Stellenmärkte, Karriereseiten, Jobbörsen, soziale Medien - die Mitarbeitersuche vieler Firmen beschränkt sich oft auf etablierte Kanäle. In Zeiten vieler unbesetzter Stellen müssen die Unternehmen allerdings auch andere Wege gehen und setzen auf Ressourcen im eigenen Haus. Neben Headhuntern sollen auch Angestellte neue Mitarbeiter werben. Bei erfolgreicher Vermittlung winken Prämien.

"Die Idee, die Mitarbeiter als Botschafter fürs eigene Unternehmen zu nutzen, ist eine hervorragende Idee und so alt wie der Fachkräftemangel", sagt Tim Weitzel, Inhaber des Lehrstuhls für Wirtschaftsinformatik an der Otto-Friedrich-Universität Bamberg. Eine Studie des Instituts für Arbeitsmarkt- und Sozialforschung (IAB) in Nürnberg zufolge wird fast jede dritte Stelle über persönliche Kontakte besetzt. Bei den 1000 größten Unternehmen in Deutschland ist es laut Weitzel knapp jede zehnte Stelle.

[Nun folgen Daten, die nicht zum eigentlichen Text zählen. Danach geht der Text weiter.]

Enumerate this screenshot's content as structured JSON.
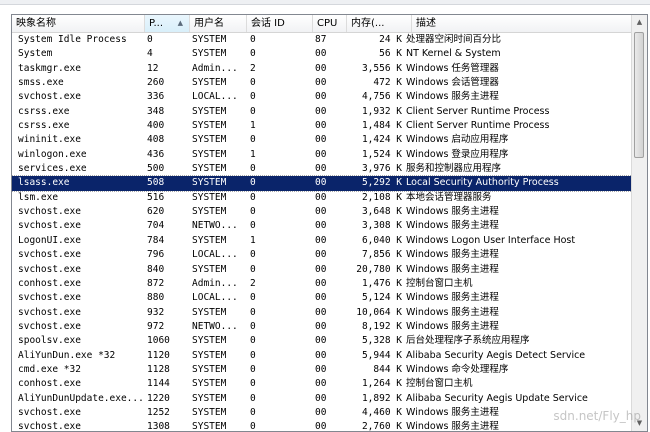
{
  "columns": {
    "name": "映象名称",
    "pid": "P...",
    "user": "用户名",
    "session": "会话 ID",
    "cpu": "CPU",
    "memory": "内存(...",
    "description": "描述"
  },
  "sort_indicator": "▲",
  "selected_row": 12,
  "rows": [
    {
      "name": "System Idle Process",
      "pid": "0",
      "user": "SYSTEM",
      "session": "0",
      "cpu": "87",
      "memory": "24 K",
      "description": "处理器空闲时间百分比"
    },
    {
      "name": "System",
      "pid": "4",
      "user": "SYSTEM",
      "session": "0",
      "cpu": "00",
      "memory": "56 K",
      "description": "NT Kernel & System"
    },
    {
      "name": "taskmgr.exe",
      "pid": "12",
      "user": "Admin...",
      "session": "2",
      "cpu": "00",
      "memory": "3,556 K",
      "description": "Windows 任务管理器"
    },
    {
      "name": "smss.exe",
      "pid": "260",
      "user": "SYSTEM",
      "session": "0",
      "cpu": "00",
      "memory": "472 K",
      "description": "Windows 会话管理器"
    },
    {
      "name": "svchost.exe",
      "pid": "336",
      "user": "LOCAL...",
      "session": "0",
      "cpu": "00",
      "memory": "4,756 K",
      "description": "Windows 服务主进程"
    },
    {
      "name": "csrss.exe",
      "pid": "348",
      "user": "SYSTEM",
      "session": "0",
      "cpu": "00",
      "memory": "1,932 K",
      "description": "Client Server Runtime Process"
    },
    {
      "name": "csrss.exe",
      "pid": "400",
      "user": "SYSTEM",
      "session": "1",
      "cpu": "00",
      "memory": "1,484 K",
      "description": "Client Server Runtime Process"
    },
    {
      "name": "wininit.exe",
      "pid": "408",
      "user": "SYSTEM",
      "session": "0",
      "cpu": "00",
      "memory": "1,424 K",
      "description": "Windows 启动应用程序"
    },
    {
      "name": "winlogon.exe",
      "pid": "436",
      "user": "SYSTEM",
      "session": "1",
      "cpu": "00",
      "memory": "1,524 K",
      "description": "Windows 登录应用程序"
    },
    {
      "name": "services.exe",
      "pid": "500",
      "user": "SYSTEM",
      "session": "0",
      "cpu": "00",
      "memory": "3,976 K",
      "description": "服务和控制器应用程序"
    },
    {
      "name": "lsass.exe",
      "pid": "508",
      "user": "SYSTEM",
      "session": "0",
      "cpu": "00",
      "memory": "5,292 K",
      "description": "Local Security Authority Process"
    },
    {
      "name": "lsm.exe",
      "pid": "516",
      "user": "SYSTEM",
      "session": "0",
      "cpu": "00",
      "memory": "2,108 K",
      "description": "本地会话管理器服务"
    },
    {
      "name": "svchost.exe",
      "pid": "620",
      "user": "SYSTEM",
      "session": "0",
      "cpu": "00",
      "memory": "3,648 K",
      "description": "Windows 服务主进程"
    },
    {
      "name": "svchost.exe",
      "pid": "704",
      "user": "NETWO...",
      "session": "0",
      "cpu": "00",
      "memory": "3,308 K",
      "description": "Windows 服务主进程"
    },
    {
      "name": "LogonUI.exe",
      "pid": "784",
      "user": "SYSTEM",
      "session": "1",
      "cpu": "00",
      "memory": "6,040 K",
      "description": "Windows Logon User Interface Host"
    },
    {
      "name": "svchost.exe",
      "pid": "796",
      "user": "LOCAL...",
      "session": "0",
      "cpu": "00",
      "memory": "7,856 K",
      "description": "Windows 服务主进程"
    },
    {
      "name": "svchost.exe",
      "pid": "840",
      "user": "SYSTEM",
      "session": "0",
      "cpu": "00",
      "memory": "20,780 K",
      "description": "Windows 服务主进程"
    },
    {
      "name": "conhost.exe",
      "pid": "872",
      "user": "Admin...",
      "session": "2",
      "cpu": "00",
      "memory": "1,476 K",
      "description": "控制台窗口主机"
    },
    {
      "name": "svchost.exe",
      "pid": "880",
      "user": "LOCAL...",
      "session": "0",
      "cpu": "00",
      "memory": "5,124 K",
      "description": "Windows 服务主进程"
    },
    {
      "name": "svchost.exe",
      "pid": "932",
      "user": "SYSTEM",
      "session": "0",
      "cpu": "00",
      "memory": "10,064 K",
      "description": "Windows 服务主进程"
    },
    {
      "name": "svchost.exe",
      "pid": "972",
      "user": "NETWO...",
      "session": "0",
      "cpu": "00",
      "memory": "8,192 K",
      "description": "Windows 服务主进程"
    },
    {
      "name": "spoolsv.exe",
      "pid": "1060",
      "user": "SYSTEM",
      "session": "0",
      "cpu": "00",
      "memory": "5,328 K",
      "description": "后台处理程序子系统应用程序"
    },
    {
      "name": "AliYunDun.exe *32",
      "pid": "1120",
      "user": "SYSTEM",
      "session": "0",
      "cpu": "00",
      "memory": "5,944 K",
      "description": "Alibaba Security Aegis Detect Service"
    },
    {
      "name": "cmd.exe *32",
      "pid": "1128",
      "user": "SYSTEM",
      "session": "0",
      "cpu": "00",
      "memory": "844 K",
      "description": "Windows 命令处理程序"
    },
    {
      "name": "conhost.exe",
      "pid": "1144",
      "user": "SYSTEM",
      "session": "0",
      "cpu": "00",
      "memory": "1,264 K",
      "description": "控制台窗口主机"
    },
    {
      "name": "AliYunDunUpdate.exe...",
      "pid": "1220",
      "user": "SYSTEM",
      "session": "0",
      "cpu": "00",
      "memory": "1,892 K",
      "description": "Alibaba Security Aegis Update Service"
    },
    {
      "name": "svchost.exe",
      "pid": "1252",
      "user": "SYSTEM",
      "session": "0",
      "cpu": "00",
      "memory": "4,460 K",
      "description": "Windows 服务主进程"
    },
    {
      "name": "svchost.exe",
      "pid": "1308",
      "user": "SYSTEM",
      "session": "0",
      "cpu": "00",
      "memory": "2,760 K",
      "description": "Windows 服务主进程"
    }
  ],
  "watermark": "sdn.net/Fly_hp"
}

Damit sei dies der zweitstärkste Kanal bei der Mitarbeitersuche - noch vor Social Media und der Arbeitsagentur. "Das ist sensationell und hat sich in den letzten Jahren entwickelt", sagt Weitzel. Das Konzept bietet sich vor allem dort an, wo viele Stellen unbesetzt sind, etwa in technischen Berufen oder im Gesundheitswesen und in Pflegeberufen. Die Vorteile: Eigene Mitarbeiter sind als Botschafter für ein Unternehmen glaubwürdiger als jeder Headhunter. Der Bewerbungsprozess wird beschleunigt. Und Mitarbeiter empfehlen nur Leute, von denen sie etwas halten. Weitzel spricht von einem "mächtigen Kanal".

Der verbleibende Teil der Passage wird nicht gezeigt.